The Problem with Hoopla’s Pay-Per-Loan Model
Publishers like HarperCollins and Simon & Schuster have recently shown increased interest in the pay per loan library ebook services offered by Freading and Hoopla, but at the same time libraries are pulling back.
Publishers like this model because they get paid each time a work is loaned to a patron.
At first, librarians also liked the model because it meant they would not have to pay full price to get copies that might go unused, but then the monthly bills started arriving and the honeymoon ended.
Many libraries have imposed caps on their Hoopla offering.
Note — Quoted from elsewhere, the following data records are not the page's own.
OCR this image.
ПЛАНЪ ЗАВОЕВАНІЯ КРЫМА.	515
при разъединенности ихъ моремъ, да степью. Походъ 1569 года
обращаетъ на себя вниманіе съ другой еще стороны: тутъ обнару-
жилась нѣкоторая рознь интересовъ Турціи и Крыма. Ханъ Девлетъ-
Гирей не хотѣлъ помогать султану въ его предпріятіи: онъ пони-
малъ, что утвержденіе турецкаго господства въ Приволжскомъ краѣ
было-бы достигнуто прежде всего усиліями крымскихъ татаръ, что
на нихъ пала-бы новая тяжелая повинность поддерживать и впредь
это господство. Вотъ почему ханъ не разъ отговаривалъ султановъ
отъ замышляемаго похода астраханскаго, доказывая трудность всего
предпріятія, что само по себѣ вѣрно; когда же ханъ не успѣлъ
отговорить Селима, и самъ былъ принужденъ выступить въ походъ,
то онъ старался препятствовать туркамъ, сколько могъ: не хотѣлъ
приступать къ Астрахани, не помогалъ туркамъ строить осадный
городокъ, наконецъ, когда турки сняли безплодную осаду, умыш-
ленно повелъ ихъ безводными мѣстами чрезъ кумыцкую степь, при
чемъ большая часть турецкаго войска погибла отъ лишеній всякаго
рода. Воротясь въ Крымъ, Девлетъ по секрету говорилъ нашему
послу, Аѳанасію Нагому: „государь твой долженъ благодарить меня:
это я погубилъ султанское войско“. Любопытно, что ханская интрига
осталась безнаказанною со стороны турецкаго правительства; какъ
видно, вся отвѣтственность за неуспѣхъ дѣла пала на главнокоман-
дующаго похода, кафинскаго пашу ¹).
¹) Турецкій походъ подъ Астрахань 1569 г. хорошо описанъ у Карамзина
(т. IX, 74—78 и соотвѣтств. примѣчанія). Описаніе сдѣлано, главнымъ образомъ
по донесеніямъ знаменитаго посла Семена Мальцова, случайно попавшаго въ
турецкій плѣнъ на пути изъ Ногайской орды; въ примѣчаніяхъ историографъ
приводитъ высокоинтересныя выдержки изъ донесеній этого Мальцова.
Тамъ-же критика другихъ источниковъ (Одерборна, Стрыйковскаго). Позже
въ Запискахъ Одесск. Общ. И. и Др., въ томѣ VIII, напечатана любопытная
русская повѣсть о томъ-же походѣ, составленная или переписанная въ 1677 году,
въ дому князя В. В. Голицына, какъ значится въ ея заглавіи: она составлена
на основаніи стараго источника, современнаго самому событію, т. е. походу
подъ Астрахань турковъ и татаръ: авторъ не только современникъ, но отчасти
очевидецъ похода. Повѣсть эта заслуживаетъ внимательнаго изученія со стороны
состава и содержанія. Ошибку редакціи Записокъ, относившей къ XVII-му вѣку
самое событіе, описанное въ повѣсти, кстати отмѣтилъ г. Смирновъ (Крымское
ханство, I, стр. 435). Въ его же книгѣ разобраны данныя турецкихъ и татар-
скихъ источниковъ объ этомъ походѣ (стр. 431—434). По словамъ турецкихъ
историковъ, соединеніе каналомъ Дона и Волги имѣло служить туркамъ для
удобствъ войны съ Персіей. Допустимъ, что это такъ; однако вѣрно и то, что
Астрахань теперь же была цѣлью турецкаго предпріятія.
Some have reduced the number of works a patron can borrow each month while others have set a limit on the number of loans made each calendar day.
Sonoma County Library, which is located just north of San Francisco, has a daily lending limit which resets every day at 8pm eastern, while on the other side of San Francisco the San Jose Public Library now limits patrons to only borrowing 6 works each month.
The SJPL made it clear that the problem was the cost of Hoopla:
We love this resource, and we want everyone to have a chance to use it. That means that we have to figure out a way to make our payment model fair for everyone. After giving it a great deal of thought, we have decided that a way we can make Hoopla available to every one of our users is to decrease the monthly limit from 8 items to 6 items. This will take effect on November 1. We hope that this will help us manage the cost so that we can keep providing this great content!
The West Fargo Public Library in North Dakota has also reduced its monthly limit.
The Appomattox Regional Library also cited budget constraints as the cause of their daily lending limits. "Due to an increased number of users on the service and with the budget amount allocated for Hoopla, we are finding that the budget caps we have in place for daily usage and monthly limits are being reached much more quickly than in the past, the FAQ reads. "We are working on a solution and are so grateful that such a large number of patrons are interested in using Hoopla."
And then there is CLEVNET, a consortium of 43 library systems in northern Ohio. The Sandusky Register reports that CLEVNET offered Hoopla for a year and then dropped it because the cost was double what had been anticipated.
Many of the libraries that make up CLEVNET decided to keep Hoopla and fund it out of their respective budgets. Few have had trouble with funding, but then again only 2% or 3% of their patrons are signed up. As that number grows, the libraries are bound to be facing a budget crunch.